Dopo la battaglia received the 2011 Ubu award for best show.

Theatrical show by Pippo Delbono
with Dolly Albertin, Gianluca Ballaré, Bobò, Pippo Delbono, Ilaria Dtante, Simone Goggiano, Mario Intruglio, Nelson Lariccia, Marigia Maggipinto, Julia Morawietz, Gianni Parenti, Pepe Robledo, Grazia Spinella
and with the participation of Alexander Balanescu and Marie-Agnès Gillot
original music Alexander Balanescu
scenes Claude Santerre
costumes Antonella Cannarozzi
lighting Robert John Resteghini
technical director Fabio Sajiz
sound manager Angelo Colonna
sound engineer Corrado Mazzone
lights and video Orlando Bolognesi
costume design by Elena Giampaoli
chief engineer Gianluca Bolla
train driver Mattia Manna
production manager Alessandra Vinanti
organization Silvia Cassanelli
company director Raffaella Ciuffreda
press office Silvia Pacciarini
scenes built in the D.ex M. workshop - Théâtre de la Place-Liège tailoring shop
production Emilia Romagna Teatro Fondazione, Teatro di Roma, Théâtre du Rond Point/ Paris, Théâtre de la Place/ Liège, Théâtre National de Bretagne/ Rennes with the support of Teatro Pubblico Pugliese and Cinémathèque Suisse
duration 110 minutes without intermission

Pippo Delbono, author, actor, director, was born in Varazze in 1959. In the 1980s he began studying dramatic art in a traditional school which he left following his meeting with Pepe Robledo, an Argentine actor from Libre Teatro Libre (a theater group active in South America in the 1970s that used collective creation as a means of expression and denunciation of the dictatorship in Argentina).

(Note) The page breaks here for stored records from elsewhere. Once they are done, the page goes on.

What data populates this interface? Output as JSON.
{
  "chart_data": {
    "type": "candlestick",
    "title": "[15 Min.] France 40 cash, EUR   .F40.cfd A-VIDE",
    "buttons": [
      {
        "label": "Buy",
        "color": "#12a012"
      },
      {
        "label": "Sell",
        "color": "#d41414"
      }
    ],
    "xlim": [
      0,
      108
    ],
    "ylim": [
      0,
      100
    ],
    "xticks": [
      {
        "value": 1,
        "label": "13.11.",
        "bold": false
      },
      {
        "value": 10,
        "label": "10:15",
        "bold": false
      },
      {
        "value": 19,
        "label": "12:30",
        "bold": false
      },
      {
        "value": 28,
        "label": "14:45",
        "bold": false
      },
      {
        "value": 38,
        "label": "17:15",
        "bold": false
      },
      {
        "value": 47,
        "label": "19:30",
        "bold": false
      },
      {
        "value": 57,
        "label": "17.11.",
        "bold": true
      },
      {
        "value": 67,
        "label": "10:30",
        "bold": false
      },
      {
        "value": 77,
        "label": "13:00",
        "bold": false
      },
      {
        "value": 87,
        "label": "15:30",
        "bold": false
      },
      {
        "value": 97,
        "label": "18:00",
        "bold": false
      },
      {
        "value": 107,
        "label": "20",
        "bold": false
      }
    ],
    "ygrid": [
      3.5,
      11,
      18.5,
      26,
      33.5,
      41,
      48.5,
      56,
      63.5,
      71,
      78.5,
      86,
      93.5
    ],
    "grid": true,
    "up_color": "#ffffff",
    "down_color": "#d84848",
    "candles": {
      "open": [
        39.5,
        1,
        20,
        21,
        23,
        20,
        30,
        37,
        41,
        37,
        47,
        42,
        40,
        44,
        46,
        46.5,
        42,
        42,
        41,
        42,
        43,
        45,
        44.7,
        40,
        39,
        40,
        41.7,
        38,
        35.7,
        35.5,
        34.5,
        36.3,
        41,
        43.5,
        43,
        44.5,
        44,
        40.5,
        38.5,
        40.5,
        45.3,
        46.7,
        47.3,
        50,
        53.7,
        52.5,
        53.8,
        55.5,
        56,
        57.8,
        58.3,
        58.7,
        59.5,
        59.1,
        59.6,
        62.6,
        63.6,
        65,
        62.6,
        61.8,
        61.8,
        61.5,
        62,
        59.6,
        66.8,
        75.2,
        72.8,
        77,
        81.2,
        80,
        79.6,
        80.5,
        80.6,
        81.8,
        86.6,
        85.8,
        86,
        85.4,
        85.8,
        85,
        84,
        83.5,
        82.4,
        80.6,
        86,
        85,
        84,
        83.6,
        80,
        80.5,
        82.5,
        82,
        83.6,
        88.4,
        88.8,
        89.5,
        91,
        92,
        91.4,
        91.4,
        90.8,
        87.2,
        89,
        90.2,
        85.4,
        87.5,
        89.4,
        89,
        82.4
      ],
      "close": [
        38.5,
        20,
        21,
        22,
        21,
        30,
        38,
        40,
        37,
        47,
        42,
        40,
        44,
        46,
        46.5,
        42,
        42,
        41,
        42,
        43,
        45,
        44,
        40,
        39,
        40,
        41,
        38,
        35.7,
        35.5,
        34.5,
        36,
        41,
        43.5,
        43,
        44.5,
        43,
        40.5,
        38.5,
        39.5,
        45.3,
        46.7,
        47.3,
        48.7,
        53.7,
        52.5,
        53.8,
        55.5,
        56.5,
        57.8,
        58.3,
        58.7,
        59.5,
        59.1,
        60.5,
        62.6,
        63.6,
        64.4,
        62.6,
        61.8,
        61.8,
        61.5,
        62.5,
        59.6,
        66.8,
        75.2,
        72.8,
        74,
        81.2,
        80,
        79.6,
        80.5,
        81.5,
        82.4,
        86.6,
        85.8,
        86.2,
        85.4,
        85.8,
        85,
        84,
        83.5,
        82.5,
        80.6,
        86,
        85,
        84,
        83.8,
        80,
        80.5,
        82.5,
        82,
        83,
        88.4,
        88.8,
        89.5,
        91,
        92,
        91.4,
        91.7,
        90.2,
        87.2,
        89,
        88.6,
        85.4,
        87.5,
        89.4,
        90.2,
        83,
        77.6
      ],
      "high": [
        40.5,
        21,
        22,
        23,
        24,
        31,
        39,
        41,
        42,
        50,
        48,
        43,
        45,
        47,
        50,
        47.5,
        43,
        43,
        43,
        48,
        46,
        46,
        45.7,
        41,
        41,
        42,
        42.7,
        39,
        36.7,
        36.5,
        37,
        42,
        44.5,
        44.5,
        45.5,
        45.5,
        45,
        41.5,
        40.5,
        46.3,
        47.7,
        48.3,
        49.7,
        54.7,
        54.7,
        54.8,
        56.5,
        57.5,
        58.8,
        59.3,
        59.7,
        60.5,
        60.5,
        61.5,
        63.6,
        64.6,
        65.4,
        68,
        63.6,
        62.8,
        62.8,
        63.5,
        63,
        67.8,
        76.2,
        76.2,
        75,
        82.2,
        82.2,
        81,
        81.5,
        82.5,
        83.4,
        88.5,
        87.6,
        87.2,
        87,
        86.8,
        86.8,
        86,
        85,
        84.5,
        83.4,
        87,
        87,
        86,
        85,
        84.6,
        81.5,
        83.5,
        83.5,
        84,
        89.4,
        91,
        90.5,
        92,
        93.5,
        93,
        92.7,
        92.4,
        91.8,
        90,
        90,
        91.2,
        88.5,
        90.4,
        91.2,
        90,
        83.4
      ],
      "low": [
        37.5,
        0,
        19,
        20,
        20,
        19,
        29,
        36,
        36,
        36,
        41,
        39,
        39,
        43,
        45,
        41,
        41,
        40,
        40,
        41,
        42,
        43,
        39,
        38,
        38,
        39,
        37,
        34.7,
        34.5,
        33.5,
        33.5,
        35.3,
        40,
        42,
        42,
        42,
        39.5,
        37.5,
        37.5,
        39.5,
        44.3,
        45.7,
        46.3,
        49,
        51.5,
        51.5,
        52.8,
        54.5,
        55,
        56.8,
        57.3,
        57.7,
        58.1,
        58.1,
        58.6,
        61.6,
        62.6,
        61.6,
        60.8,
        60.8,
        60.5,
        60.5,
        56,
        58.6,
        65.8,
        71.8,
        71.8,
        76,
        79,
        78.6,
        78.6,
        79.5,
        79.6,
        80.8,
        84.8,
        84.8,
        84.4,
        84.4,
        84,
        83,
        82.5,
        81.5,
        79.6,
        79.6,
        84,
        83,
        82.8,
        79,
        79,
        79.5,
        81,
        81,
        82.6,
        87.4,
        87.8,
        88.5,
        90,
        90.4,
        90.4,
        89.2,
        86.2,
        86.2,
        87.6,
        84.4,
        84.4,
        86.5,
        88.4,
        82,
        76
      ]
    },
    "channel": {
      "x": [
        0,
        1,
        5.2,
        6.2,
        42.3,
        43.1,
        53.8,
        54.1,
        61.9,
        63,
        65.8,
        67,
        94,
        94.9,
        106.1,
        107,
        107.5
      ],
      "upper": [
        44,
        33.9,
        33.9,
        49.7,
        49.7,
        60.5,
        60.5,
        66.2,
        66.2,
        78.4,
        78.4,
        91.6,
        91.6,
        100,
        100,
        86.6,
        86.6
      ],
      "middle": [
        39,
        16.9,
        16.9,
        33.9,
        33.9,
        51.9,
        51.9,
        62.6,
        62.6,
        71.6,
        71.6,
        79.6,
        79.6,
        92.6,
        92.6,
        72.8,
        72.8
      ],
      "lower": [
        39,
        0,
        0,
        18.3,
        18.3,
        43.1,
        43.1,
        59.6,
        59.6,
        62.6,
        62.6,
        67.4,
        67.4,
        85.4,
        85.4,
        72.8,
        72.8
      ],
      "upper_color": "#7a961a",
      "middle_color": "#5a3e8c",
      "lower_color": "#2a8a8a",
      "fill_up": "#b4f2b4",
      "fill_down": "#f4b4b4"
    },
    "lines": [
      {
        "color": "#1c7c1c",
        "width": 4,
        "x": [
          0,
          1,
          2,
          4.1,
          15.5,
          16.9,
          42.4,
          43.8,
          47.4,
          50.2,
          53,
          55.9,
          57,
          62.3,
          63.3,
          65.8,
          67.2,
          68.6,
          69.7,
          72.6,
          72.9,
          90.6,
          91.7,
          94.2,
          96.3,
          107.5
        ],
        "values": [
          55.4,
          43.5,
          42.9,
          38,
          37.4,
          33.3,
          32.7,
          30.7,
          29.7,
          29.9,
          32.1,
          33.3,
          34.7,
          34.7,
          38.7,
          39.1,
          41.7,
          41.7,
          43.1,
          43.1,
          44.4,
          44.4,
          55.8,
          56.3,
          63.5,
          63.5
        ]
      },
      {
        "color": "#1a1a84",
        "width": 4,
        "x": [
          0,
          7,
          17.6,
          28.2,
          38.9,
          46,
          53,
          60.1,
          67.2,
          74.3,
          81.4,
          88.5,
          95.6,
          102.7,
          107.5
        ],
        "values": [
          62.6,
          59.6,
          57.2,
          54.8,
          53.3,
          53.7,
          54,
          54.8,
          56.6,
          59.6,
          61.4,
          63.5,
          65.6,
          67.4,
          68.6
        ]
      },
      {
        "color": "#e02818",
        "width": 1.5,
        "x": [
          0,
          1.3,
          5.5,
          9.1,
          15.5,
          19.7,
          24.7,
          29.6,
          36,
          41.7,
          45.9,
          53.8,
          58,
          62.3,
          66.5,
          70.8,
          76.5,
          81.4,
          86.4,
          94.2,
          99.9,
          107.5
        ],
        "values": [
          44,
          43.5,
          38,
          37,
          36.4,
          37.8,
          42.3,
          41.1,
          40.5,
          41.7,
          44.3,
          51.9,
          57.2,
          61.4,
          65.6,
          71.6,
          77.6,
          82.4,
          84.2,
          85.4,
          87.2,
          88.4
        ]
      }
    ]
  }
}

Together they moved to Denmark and joined the Farfa group, directed by Iben Nagel Rasmussen, historical actress of the Odin Teatret and for Delbono an alternative path began in search of a new theatrical language. Delbono dedicates himself to the study of the principles of oriental theater which he deepens in subsequent stays in India, China and Bali, where the central focus is the actor's meticulous and rigorous work on the body and voice. In 1987 he created his first show, The Time of Assassins and in the same year he met Pina Bausch who invited him to participate in one of the works of her Wuppertaler Tanztheater. This extraordinary occasion marks a fundamental stage in the director's artistic career. Delbono's shows are not productions of theatrical texts but total creations, the actors are part of a nucleus that maintains and grows over time. Already in the first work the features of a unique theatrical lexicon are defined which represents the peculiarity of all subsequent creations.